El misionero español Miguel Fuertes, administrador diocesano del Vicariato Apostólico de Iquitos, en Perú, sabe muy bien de lo que habla el papa Francisco cuando, en Laudato si’, clama que “todo está conectado” y, en consecuencia, el único modo de responder a los grandes problemas es todos juntos. Encarnado desde 1983 en este enclave de la selva amazónica, este religioso de los agustinos filipinos, como le había manifestado a Obras Misionales Pontificias (OMP), temía la llegada del coronavirus a su tierra. Y es que, sufriendo como ya lo hacían muchos de los más vulnerables con el dengue, la conexión de ambas lacras era letal…
Ante la experiencia concreta y real de que la gente se “asfixiaba” –en esta zona, la falta de oxígeno es un problema estructural–, Fuertes tuvo claro que necesitaban una alta cantidad de dinero para montar de urgencia plantas de oxígeno. Así fue como, sin dudarlo, organizó a la carrera una campaña de recaudación de fondos. Y así fue como se fraguó el conocido ya por todos como “el milagro de Iquitos”. Y no es para menos, pues, en poco más de un día, el domingo 3 de mayo, el leonés recaudó un millón y medio de soles (más de 400.000 euros) con los que montar varias plantas.
“Más que una necesidad de oxígeno, camas o medicinas –cuenta a Vida Nueva–, lo que se demostró con esta movilización es que había una necesidad de esperanza.
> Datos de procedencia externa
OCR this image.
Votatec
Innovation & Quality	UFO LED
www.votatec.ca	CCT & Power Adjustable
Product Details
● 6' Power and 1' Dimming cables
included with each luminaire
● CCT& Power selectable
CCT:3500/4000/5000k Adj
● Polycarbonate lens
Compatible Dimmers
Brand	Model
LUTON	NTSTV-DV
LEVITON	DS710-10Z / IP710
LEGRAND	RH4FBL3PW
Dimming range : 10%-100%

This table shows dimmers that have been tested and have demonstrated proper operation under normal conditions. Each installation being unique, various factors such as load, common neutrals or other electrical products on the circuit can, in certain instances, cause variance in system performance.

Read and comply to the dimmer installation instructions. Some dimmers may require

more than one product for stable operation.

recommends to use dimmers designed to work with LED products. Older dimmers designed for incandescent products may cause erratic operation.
Plantear una posibilidad real de contar con nuestra propia planta y que esta nos garantizase el oxígeno, fue lo que animó a comprometerse a todos para intentarlo. Más que un milagro, me gusta hablar de un rayo de esperanza, de vida. La gente lo intuyó y se agarró a él con todas sus fuerzas, contagiando esta pasión a todo Perú y más allá de nuestras fronteras, pues nos ha llegado ayuda de todo el mundo”.
Ante la conciencia de lo logrado, Fuertes pone como ejemplo a la población de Iquitos, reclamando que este gesto sea un testimonio de que otro mundo es posible y el coronaviris, pese a la desgracia, puede ser un estímulo para ello: “Nos cuesta entender la interconexión entre toda la creación y que lo que hacemos en cualquier lugar del mundo, ya sea a las personas o a la naturaleza, nos afecta a todos”.
“Cuando yo llegué aquí hace 37 años –ilustra–, no había dengue. Fue en los 90 cuando este se hizo presente y se unió a otras enfermedades como el tifus o el paludismo. En todo este tiempo, el dengue jamás ha desaparecido. Al revés, se ha ido sumando a todo lo que había antes… Hay epidemias mundiales que matan a mucha más gente que el COVID-19, pero no se han atendido porque es a los pobres a los que matan. En Iquitos, además del dengue, afectan muchísimo la leptospirosis o la desnutrición, que es crónica. Ahora, el coronavirus ha llegado en el peor momento, cuando todos los hospitales estaban ya colapsados; y eso que hablamos de un sistema de salud que cuenta con lo mínimo”.
Las peores consecuencias las han pagado los médicos: “Tristemente, de los 20 que han muerto en todo el país luchando contra el virus, 14 han fallecido en Iquitos, donde han tenido que trabajar en muy malas condiciones”.
De ahí su lamento final: “La selva siempre ha sido olvidada por el Estado, por todos los gobiernos. Solo les ha interesado de aquí lo que han podido extraer para vender; y la han agotado… Además de que la tierra es pobre, se le ha impuesto artificialmente un ciclo distinto al propio de la naturaleza y ya no da más de sí. Todo esto ha tenido sus consecuencias: contaminación, explotación, falta de madera, desertificación, menos lluvia, menos oxígeno… Menos vida. Y todo por el actuar del hombre”.
Ahora, como se ha visto con el compromiso de muchos otros hombres que sí creen en la vida, hay otra oportunidad.